Anthracnose is a fungal disease that destroys leaves, effectively starving the tree (since photosynthesis happens in the leaves) and stunting its growth. The disease, which so far has been found in Big Sur and the Central Valley, has not been found in the Santa Cruz Mountains.

However, notes Moore, “These trees aren’t resistant to anthracnose.” Moore took a cutting from a branch that fell from the tallest tree and planted it in another location. If the trees in the grove were resistant to the disease, then inoculating the cutting with the fungus would do nothing. But the cutting in fact contracted the disease, proving that, should anthracnose invade the Santa Cruz Mountains, the sycamores would be powerless to resist it. The fungus prefers warm dry weather, and the extended droughts combined with global warming could one day make Henry Cowell the perfect home for the fungus. According to Moore, “It won’t kill the sycamores, but it would definitely stunt them.” If the fungus finds its way into Santa Cruz, the sycamores will no longer be the giants they are now.

It’s hard for sycamores to get much public attention when they’re living in the shadow, sometimes literally, of the redwoods.
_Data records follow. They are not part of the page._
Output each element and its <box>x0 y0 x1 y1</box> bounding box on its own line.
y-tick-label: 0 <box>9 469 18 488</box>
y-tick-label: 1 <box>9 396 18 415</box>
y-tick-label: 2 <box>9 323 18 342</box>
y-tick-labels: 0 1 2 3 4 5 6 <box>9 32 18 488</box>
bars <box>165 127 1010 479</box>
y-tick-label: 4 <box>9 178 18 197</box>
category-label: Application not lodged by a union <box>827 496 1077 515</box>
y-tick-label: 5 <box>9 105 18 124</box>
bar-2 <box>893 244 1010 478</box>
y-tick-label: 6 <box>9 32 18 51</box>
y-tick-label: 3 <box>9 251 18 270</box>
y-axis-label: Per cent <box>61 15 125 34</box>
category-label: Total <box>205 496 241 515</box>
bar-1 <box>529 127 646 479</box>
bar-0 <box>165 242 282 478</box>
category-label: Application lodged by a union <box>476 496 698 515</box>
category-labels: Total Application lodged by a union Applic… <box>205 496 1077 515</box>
Maybe we’ve gotten too used to seeing them in cities, where they decorate yards and public spaces, but the grand sycamores in Henry Cowell deserve some recognition. Their size is indicative of the years they’ve stood by the river; through the flooding of the San Lorenzo during harsh El Niño years to the droughts that plague California. Redwoods aren’t the only trees providing a healthy ecosystem for wildlife, and the thirsty sycamores are just as dependent on the San Lorenzo for water as we are. The changing climate and drop in water levels are taking the two greatest resources that the trees utilize. What this will mean for the giant Western sycamores of Henry Cowell and their other neighbors remains to be seen.